I strongly suspect, Sawyer, that you're simply repeating a set of talking-points that have been spoon-fed to you by others, without necessarily understanding any of them. "Everything's based on assumptions therefore science is crap and no one really knows anything" is a head-game that philosophers have dispensed with centuries ago. It's basically nothing but mental masturbation, and believe me, the physical kind is much more useful.
Torbjörn Larsson · 13 June 2006
Sawyer says:
"I've tried my hardest, yet I cannot see how ID in and of itself brings the supernatural to the table. In EVERY case I've seen, it's been the interpreter of ID that has brought it to the table, whether the person be religious or atheist. Panspermia comes up frequently in my readings. SETI sweeps the sky for extraterrestrial life. Why is ID arbitrarily limited to a supernatural entity to provide the intelligent designer?"
ID trivially implies supernatural causation. It is due to the fact that the remaining nature is causal. An event without natural cause will stand out, and we design it an supernatural cause.
The usual rather tedious iterative analysis follows. First, assume we see designed life. This stems from a creation event. Either it is natural, by panspermia or intelligent life designing other life, or supernatural. If natural, you now have an earlier similar creation event. Iterating backwards you run up against bigbang, which no life passed through. (Since spacetime didn't.) So the first design event is supernatural.
Ultimately it is not an arbitrary designation, but due to that creationism asks for a creation event to be fitted into existing knowledge (excepting evolution), ie what we already know about nature.
Torbjörn Larsson · 13 June 2006
"we design it an supernatural cause"
Heh! We assign it a supernatural cause.
Coin · 13 June 2006
'Rev Dr' Lenny Flank · 13 June 2006
Sawyer · 14 June 2006
Torbjörn Larsson · 14 June 2006
Sawyer says:
"Also, where has science been shining the light on our ignorance? As far as I've seen, it's only been bringing up more and more questions."
This is BTW to be expected - as our knowledge grows, the interaction "surface" between what we know and what we don't know grows, ie the number of outstanding questions will grow indefinitely.
'Rev Dr' Lenny Flank · 14 June 2006
Sawyer · 14 June 2006
'Rev Dr' Lenny Flank · 14 June 2006
Coin · 14 June 2006
Coin · 14 June 2006
Whoops. Left out the link on that Behe quote.
Sawyer · 14 June 2006
I must admit, I've not read much of Dembski.
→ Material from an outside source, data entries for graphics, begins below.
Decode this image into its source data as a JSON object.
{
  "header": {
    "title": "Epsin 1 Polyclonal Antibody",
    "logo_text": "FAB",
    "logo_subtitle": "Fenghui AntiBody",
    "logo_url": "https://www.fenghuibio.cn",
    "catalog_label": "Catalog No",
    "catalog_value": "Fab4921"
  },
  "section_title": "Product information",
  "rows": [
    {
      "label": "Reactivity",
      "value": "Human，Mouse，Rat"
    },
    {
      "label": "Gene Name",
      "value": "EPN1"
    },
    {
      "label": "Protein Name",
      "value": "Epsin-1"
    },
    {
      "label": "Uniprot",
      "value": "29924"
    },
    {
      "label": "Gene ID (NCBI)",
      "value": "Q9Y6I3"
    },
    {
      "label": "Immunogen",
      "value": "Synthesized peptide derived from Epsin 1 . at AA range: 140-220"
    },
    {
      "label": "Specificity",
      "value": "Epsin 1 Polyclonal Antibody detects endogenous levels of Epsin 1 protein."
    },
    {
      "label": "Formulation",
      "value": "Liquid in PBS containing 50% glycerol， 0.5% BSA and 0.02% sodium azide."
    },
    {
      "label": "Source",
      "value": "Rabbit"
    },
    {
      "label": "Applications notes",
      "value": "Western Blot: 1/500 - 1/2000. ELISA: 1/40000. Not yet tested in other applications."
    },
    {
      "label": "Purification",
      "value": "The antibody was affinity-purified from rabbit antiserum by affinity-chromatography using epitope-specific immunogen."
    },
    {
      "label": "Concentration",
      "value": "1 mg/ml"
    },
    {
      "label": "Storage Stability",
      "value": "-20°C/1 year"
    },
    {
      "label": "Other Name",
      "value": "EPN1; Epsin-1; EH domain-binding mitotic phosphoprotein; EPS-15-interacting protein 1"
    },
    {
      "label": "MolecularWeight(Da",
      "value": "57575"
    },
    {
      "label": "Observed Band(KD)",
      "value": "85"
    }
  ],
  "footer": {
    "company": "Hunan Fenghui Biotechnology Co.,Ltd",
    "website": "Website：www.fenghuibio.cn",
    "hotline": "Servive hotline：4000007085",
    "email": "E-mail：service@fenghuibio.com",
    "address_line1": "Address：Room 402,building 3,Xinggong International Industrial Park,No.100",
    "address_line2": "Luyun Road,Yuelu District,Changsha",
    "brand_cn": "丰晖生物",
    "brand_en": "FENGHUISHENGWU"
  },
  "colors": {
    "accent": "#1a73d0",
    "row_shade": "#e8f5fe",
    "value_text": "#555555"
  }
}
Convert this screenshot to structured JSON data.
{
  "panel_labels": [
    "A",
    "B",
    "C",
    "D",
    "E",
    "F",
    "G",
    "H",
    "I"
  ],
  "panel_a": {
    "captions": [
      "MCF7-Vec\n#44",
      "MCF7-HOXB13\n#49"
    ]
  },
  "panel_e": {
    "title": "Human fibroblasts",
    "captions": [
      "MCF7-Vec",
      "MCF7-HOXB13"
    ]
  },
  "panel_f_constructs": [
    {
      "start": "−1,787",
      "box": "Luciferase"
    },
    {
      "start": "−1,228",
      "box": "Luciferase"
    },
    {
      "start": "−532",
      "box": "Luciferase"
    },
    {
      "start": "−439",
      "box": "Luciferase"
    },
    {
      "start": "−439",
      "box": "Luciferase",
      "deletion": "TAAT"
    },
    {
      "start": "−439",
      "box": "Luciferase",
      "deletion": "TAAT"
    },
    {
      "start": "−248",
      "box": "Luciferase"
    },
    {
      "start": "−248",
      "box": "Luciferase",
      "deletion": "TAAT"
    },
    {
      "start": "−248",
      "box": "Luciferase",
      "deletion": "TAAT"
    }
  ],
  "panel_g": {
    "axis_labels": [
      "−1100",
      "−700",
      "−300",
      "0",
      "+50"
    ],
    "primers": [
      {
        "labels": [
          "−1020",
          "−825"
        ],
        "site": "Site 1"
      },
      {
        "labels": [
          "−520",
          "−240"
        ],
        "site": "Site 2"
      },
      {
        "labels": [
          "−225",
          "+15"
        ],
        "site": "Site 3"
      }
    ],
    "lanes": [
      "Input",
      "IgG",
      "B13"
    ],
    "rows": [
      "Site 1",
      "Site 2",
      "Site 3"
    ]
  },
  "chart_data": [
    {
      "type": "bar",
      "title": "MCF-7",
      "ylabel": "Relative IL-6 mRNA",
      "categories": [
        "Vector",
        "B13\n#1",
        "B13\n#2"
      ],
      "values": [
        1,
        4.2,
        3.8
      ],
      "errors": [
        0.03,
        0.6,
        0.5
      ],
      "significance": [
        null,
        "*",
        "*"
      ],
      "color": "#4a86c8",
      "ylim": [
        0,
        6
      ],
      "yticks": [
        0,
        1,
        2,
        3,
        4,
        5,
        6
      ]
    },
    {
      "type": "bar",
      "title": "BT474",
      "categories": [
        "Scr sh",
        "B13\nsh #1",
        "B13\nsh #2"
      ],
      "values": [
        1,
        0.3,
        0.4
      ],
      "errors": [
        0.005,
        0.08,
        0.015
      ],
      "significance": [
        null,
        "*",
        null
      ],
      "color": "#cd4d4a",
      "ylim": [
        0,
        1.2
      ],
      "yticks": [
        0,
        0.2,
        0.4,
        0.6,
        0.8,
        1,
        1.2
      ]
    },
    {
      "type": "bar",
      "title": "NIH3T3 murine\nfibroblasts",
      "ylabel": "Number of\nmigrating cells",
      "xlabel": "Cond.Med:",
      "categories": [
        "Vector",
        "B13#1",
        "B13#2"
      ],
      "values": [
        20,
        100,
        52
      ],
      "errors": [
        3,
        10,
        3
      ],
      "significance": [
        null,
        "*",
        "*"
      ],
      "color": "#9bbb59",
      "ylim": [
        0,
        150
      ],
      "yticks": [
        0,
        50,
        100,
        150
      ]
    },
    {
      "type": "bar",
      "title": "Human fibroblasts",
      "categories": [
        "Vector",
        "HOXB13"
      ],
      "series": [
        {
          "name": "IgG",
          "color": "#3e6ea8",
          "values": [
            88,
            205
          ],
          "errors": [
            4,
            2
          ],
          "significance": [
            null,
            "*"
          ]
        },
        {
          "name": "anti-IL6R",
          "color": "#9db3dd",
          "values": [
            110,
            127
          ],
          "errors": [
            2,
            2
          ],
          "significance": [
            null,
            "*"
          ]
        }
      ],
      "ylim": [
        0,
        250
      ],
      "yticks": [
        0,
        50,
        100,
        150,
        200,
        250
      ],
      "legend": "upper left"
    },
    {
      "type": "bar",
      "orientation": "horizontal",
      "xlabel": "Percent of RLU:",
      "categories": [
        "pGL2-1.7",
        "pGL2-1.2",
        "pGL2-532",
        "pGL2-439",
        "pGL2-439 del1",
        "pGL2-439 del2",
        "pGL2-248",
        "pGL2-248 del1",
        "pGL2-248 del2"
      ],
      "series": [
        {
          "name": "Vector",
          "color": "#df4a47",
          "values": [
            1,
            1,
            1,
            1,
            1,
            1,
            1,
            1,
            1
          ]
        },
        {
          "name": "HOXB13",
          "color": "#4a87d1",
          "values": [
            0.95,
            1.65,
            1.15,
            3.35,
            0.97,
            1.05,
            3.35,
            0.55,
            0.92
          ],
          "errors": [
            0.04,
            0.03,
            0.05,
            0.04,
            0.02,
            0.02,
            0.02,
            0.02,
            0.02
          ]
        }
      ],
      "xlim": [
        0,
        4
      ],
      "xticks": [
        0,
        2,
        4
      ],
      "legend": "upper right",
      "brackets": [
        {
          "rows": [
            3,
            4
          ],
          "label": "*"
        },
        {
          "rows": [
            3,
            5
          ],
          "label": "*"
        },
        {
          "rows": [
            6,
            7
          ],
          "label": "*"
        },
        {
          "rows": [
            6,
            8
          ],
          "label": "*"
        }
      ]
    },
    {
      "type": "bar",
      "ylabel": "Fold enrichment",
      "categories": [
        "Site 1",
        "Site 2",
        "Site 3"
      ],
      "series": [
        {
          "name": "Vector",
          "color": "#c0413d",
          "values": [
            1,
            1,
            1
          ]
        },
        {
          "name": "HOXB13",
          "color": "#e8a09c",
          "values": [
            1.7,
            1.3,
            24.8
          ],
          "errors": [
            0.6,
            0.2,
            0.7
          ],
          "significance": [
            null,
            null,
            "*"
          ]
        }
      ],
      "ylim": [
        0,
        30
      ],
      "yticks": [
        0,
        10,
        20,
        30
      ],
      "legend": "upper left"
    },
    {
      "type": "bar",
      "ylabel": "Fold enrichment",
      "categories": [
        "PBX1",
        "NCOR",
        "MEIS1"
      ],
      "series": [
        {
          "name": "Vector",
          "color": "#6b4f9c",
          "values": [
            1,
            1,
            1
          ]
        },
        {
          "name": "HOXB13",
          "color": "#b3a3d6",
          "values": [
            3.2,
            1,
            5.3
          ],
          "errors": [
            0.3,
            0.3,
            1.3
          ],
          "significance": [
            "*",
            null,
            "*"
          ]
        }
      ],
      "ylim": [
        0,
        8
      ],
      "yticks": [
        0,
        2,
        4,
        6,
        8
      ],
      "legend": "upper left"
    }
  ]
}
Coin, your points are valid. Yes, I don't always like debating when I can't win. My first post was an emotional reaction to frustration; I know I can't win the debate on hand. Hence another reason I'm not really bothering. I don't understand how recognizing the fact is a character flaw, as you might be implying though. Would you have been happier had I stated that explicitly earlier?
However, I'd be happy to REALLY have a debate on the occasion that I honestly make this stuff my life's work. Or maybe even after I've simply learned more. I've only been into it for five years or so, and it's all been informal, on-the-side study.
Thanks for the links, anyway. Got any book recommendations? I'm particularly interested in the idea of irreducible complexity. Yes, I'll go out and find them myself, but why waste footwork (and money) on bad books?
'Rev Dr' Lenny Flank · 14 June 2006
'Rev Dr' Lenny Flank · 14 June 2006
Coin · 14 June 2006
Torbjörn Larsson · 15 June 2006
Sawyer says:
"And yes, I know that as our knowledge increases, new questions arise. It's just how the universe seems to work :P"
Obviously new questions, as some of the old ones are answered, but also indefinitely *more* questions. Both the areas of our knowledge and our naivity increases.
"That's not the issue I was addressing specifically with my statement, but it doesn't matter now."
Maybe you should rephrase. You said about science that "it's only been bringing up more and more questions" which I answered to. Your question "where has science been shining the light on our ignorance?" is too general and naive to answer meaningfully since science has given us so much knowledge.